Cassation Publication : b ECLI : ECLI:FR:CCASS:2025:CR01398

Synthèse de la décision

Question juridique

La transmission des pièces de procédure par les autorités compétentes est-elle une faculté ou une obligation pour les États membres de l'Union européenne ?

Principe retenu

La transmission des pièces de procédure par l'intermédiaire des autorités compétentes est une faculté offerte aux États membres, et non une obligation.

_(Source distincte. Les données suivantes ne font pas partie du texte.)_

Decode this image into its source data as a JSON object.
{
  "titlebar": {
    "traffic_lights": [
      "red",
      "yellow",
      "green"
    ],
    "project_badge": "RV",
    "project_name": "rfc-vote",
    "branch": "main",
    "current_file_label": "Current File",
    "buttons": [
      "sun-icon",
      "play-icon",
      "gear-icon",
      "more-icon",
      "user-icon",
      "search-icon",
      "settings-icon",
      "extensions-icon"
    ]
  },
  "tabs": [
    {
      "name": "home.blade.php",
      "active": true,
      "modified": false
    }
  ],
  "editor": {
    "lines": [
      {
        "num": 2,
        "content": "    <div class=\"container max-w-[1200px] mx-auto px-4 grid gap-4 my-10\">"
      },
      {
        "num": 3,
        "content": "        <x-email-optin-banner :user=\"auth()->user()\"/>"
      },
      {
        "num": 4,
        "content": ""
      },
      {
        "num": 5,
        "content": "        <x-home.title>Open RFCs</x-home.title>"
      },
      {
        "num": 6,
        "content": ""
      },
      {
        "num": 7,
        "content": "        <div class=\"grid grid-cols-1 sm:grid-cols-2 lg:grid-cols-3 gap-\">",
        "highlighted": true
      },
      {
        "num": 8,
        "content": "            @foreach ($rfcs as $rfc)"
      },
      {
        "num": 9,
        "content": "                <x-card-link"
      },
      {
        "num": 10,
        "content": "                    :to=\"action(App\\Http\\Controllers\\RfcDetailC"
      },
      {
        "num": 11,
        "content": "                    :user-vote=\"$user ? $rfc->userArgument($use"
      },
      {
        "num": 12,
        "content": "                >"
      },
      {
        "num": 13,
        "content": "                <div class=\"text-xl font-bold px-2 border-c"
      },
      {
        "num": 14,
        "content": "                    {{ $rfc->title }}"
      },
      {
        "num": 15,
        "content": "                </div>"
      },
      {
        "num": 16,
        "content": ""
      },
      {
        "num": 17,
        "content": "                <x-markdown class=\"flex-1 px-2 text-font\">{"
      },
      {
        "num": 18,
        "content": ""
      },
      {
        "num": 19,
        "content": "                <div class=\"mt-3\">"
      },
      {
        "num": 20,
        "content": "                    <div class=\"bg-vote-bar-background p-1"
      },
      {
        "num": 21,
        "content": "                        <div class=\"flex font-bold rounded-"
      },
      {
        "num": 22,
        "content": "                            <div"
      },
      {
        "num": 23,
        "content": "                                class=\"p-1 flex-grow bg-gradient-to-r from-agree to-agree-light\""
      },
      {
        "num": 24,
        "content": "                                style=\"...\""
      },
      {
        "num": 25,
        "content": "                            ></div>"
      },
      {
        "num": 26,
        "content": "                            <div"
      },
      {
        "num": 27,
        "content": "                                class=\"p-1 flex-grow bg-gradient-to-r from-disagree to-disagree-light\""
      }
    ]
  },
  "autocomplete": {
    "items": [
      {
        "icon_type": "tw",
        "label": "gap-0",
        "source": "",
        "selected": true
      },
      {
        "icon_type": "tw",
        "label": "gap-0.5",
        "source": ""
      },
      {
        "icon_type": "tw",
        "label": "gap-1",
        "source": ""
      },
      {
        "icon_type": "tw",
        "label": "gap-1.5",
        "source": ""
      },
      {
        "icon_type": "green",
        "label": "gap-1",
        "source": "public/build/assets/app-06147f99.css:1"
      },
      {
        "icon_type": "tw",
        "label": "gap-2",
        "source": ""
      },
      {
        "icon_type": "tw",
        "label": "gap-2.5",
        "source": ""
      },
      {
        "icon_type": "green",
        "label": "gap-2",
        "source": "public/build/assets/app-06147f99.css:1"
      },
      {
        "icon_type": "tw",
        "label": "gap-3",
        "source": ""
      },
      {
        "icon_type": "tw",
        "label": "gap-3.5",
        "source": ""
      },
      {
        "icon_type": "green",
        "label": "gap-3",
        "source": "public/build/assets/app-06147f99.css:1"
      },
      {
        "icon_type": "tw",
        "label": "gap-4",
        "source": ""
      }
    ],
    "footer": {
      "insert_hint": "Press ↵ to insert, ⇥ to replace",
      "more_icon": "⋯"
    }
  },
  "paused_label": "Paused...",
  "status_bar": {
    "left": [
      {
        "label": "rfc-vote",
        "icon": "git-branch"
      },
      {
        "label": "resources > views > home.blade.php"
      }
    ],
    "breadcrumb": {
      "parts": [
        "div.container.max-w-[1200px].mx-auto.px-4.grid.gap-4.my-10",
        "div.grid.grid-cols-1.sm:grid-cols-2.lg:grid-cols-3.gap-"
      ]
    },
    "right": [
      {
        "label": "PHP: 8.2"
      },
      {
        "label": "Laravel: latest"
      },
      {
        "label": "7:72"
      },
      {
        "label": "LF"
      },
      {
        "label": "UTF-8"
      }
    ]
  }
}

Cela constitue une exception au principe de l'envoi par voie postale.

Faits clés

  • Transmission de pièces de procédure entre États membres de l'Union européenne
  • Application de la Convention du 29 mai 2000
  • Référence à l'article 5.2 de la Convention
  • Mention de l'article 5.1 de la Convention
  • Intervention des autorités compétentes

Articles cités

article 5.1 de la Convention du 29 mai 2000 article 5.2 de la Convention du 29 mai 2000

Exposé du litige

Faits et procédure 1. Il résulte de l'arrêt attaqué et des pièces soumises à l'examen de la Cour de cassation ce qui suit. 2. Par jugement du 30 juin 2022, le tribunal correctionnel a déclaré M. [T] [V], demeurant au Portugal, coupable des chefs susvisés, l'a notamment condamné à un an d'emprisonnement et à 200 000 euros d'amende et a prononcé sur les intérêts civils. 3. Le prévenu puis le procureur de la République et les parties civiles ont relevé appel du jugement.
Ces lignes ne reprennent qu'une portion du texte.